7 responses to “The Good Maize Gets Burned – While Toxic Leftovers Wind Up In Our Food Chain!”

  1. DirkH

    Aflatoxin is quite common in nuts; when you have a hazelnut and it’s bitter it’s infected with a fungus that produces the toxin so you should not eat it.
    I guess the Aflatoxin is largely broken down in the pig or passes through it… Does it even survive cooking? Dunno. Wouldn’t worry. You taste it if it’s there.

    That being said, it’s quite bizarre to burn expensive maize and eat cheap maize. Typical result of meddling with the market.

  2. TheJollyGreenMan

    Hi Pierre,

    Let’s make sure we get all the facts straight before we get our knickers in a twist.

    According to Wiki all crops stored contain Alfatoxins, what is important is the amount of toxins. The guidelines show quite a wide spread, and up to 100 ppB are allowed for animal feedstock.

    I have noticed that the press here in the UK also seems to be on a bandwagon about how the dirty nasty evil capitalists want to poison us all, especially after the horsemeat contamination scandal. Horses are being treated with a certain drug that sounds like bute, and our rabid Labour MP Harriet Harman carried on about the treat to public health which the evil nasty Tories don’t care about. The advisor to the Health secretary pointed out that you need to 500kgs of horse meat for two years before you consumed one dosis of the drug.

    My point is therefor: is this a real crises, or media hype with the anti-capitalist undertones that goes with it. Will our health be better if our local community run cooperative farm provided us all with food?

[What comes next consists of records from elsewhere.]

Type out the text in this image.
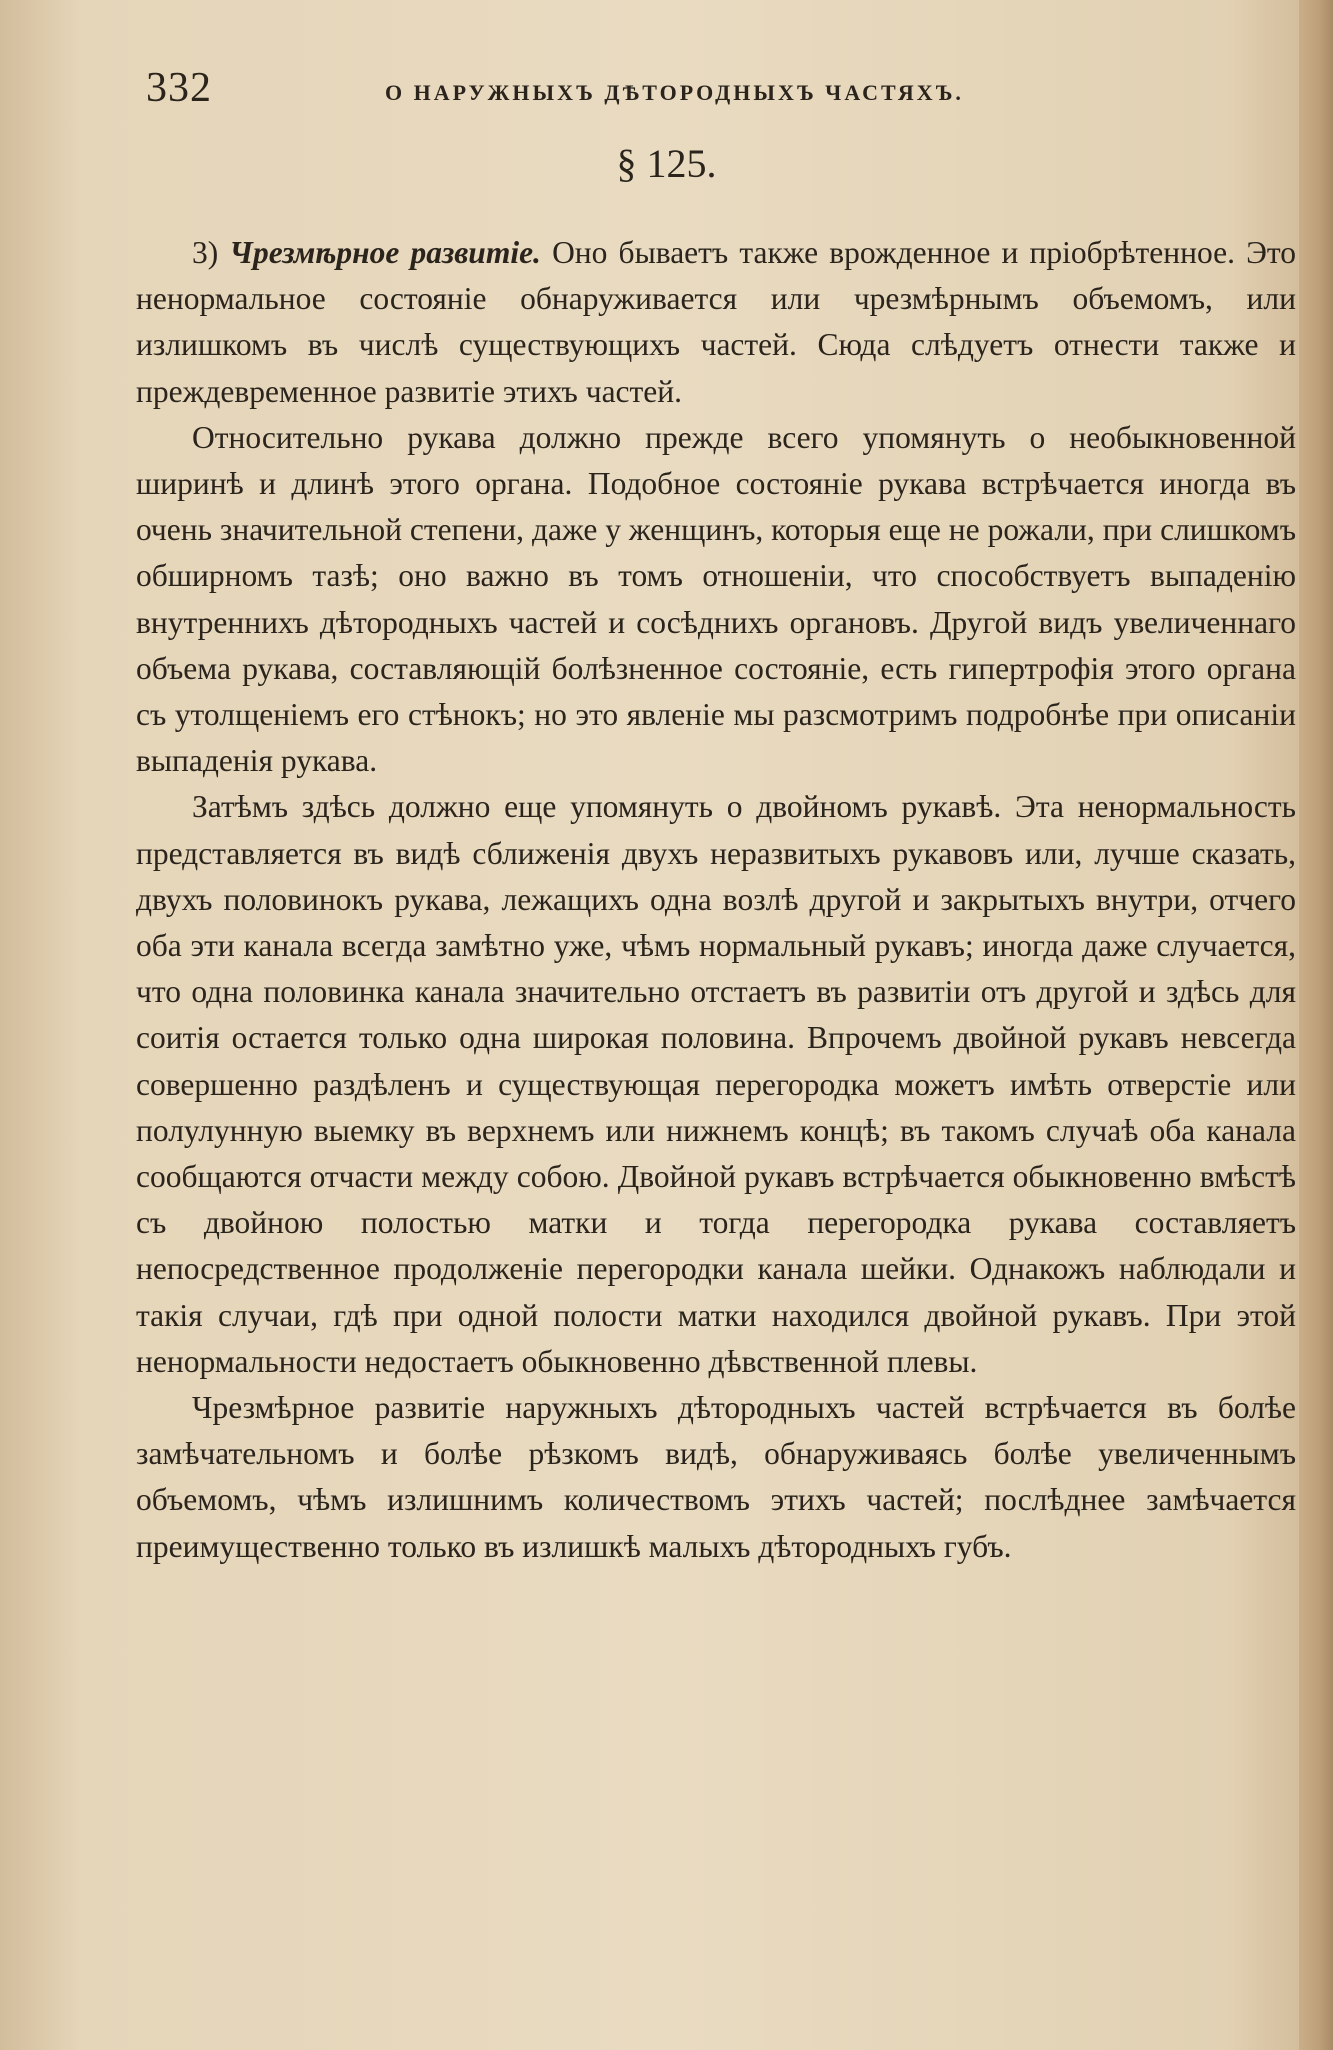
332	О НАРУЖНЫХЪ ДѢТОРОДНЫХЪ ЧАСТЯХЪ.
§ 125.

3) Чрезмѣрное развитіе. Оно бываетъ также врожденное и пріобрѣтенное. Это ненормальное состояніе обнаруживается или чрезмѣрнымъ объемомъ, или излишкомъ въ числѣ существующихъ частей. Сюда слѣдуетъ отнести также и преждевременное развитіе этихъ частей.

Относительно рукава должно прежде всего упомянуть о необыкновенной ширинѣ и длинѣ этого органа. Подобное состояніе рукава встрѣчается иногда въ очень значительной степени, даже у женщинъ, которыя еще не рожали, при слишкомъ обширномъ тазѣ; оно важно въ томъ отношеніи, что способствуетъ выпаденію внутреннихъ дѣтородныхъ частей и сосѣднихъ органовъ. Другой видъ увеличеннаго объема рукава, составляющій болѣзненное состояніе, есть гипертрофія этого органа съ утолщеніемъ его стѣнокъ; но это явленіе мы разсмотримъ подробнѣе при описаніи выпаденія рукава.

Затѣмъ здѣсь должно еще упомянуть о двойномъ рукавѣ. Эта ненормальность представляется въ видѣ сближенія двухъ неразвитыхъ рукавовъ или, лучше сказать, двухъ половинокъ рукава, лежащихъ одна возлѣ другой и закрытыхъ внутри, отчего оба эти канала всегда замѣтно уже, чѣмъ нормальный рукавъ; иногда даже случается, что одна половинка канала значительно отстаетъ въ развитіи отъ другой и здѣсь для соитія остается только одна широкая половина. Впрочемъ двойной рукавъ невсегда совершенно раздѣленъ и существующая перегородка можетъ имѣть отверстіе или полулунную выемку въ верхнемъ или нижнемъ концѣ; въ такомъ случаѣ оба канала сообщаются отчасти между собою. Двойной рукавъ встрѣчается обыкновенно вмѣстѣ съ двойною полостью матки и тогда перегородка рукава составляетъ непосредственное продолженіе перегородки канала шейки. Однакожъ наблюдали и такія случаи, гдѣ при одной полости матки находился двойной рукавъ. При этой ненормальности недостаетъ обыкновенно дѣвственной плевы.

Чрезмѣрное развитіе наружныхъ дѣтородныхъ частей встрѣчается въ болѣе замѣчательномъ и болѣе рѣзкомъ видѣ, обнаруживаясь болѣе увеличеннымъ объемомъ, чѣмъ излишнимъ количествомъ этихъ частей; послѣднее замѣчается преимущественно только въ излишкѣ малыхъ дѣтородныхъ губъ.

    You are right about the madness of biofuels, but if the general population wants to behave and act like lemmings, I am not going to block their way to the cliff edge. They voted for the fools that govern us, they lap up the bull dished out by the AGW spin doctors, let them deal with it.

  3. Red Jeff

    Just a note Aflatoxin is spelled alfatoxin in the 3rd and 5th paragraphs. Really appreciate your site, thanks for all of your time and effort.

  4. PeterF

    If I am not mistaken then the aflatoxin containing maize feed is the kernels of the maize, not the stalks. While the maize used for biofuel are basically only the stalks. Maize in Germany mostly does not ripe into the state, where kernels can be harvested – it is too cold here, and not enough sunshine. At last, the German southern border is in latitude about the US north border.

    So maize kernels for animal may have to always be imported into Germany, be it from southern Europe or from the US, or elsewhere.

    1. DirkH

      “While the maize used for biofuel are basically only the stalks. ”

      Not correct. The entire plant is shredded and used. Complete with kernels. To which state maize ripens in Germany I don’t know but I do know that one time in October in Bavaria I grapped a corn cob from a field and it was edible and sweet enough for my taste. That was in the 80ies.

      1. DirkH

        Addendum: The original plan was to use only waste material for biogas converters, i.e. the stalks; but farmers soon found out that the methane producing bacteria thrive much better when you give them more energetic input, – carbohydrates, in other words so they started to use the whole plant.

        The original sustainability prophets never planned to burn the fruit… The law of unintended consequences. Key to the viability are the subsidies, the rest develops accordingly.

        How do I know that they shred the whole plant? Guys in a neighbouring office were developing software for a modern harvester and tested the harvester during a corn harvest in Lower Saxony.

        But you can also find confirmation of my story all over the German internet.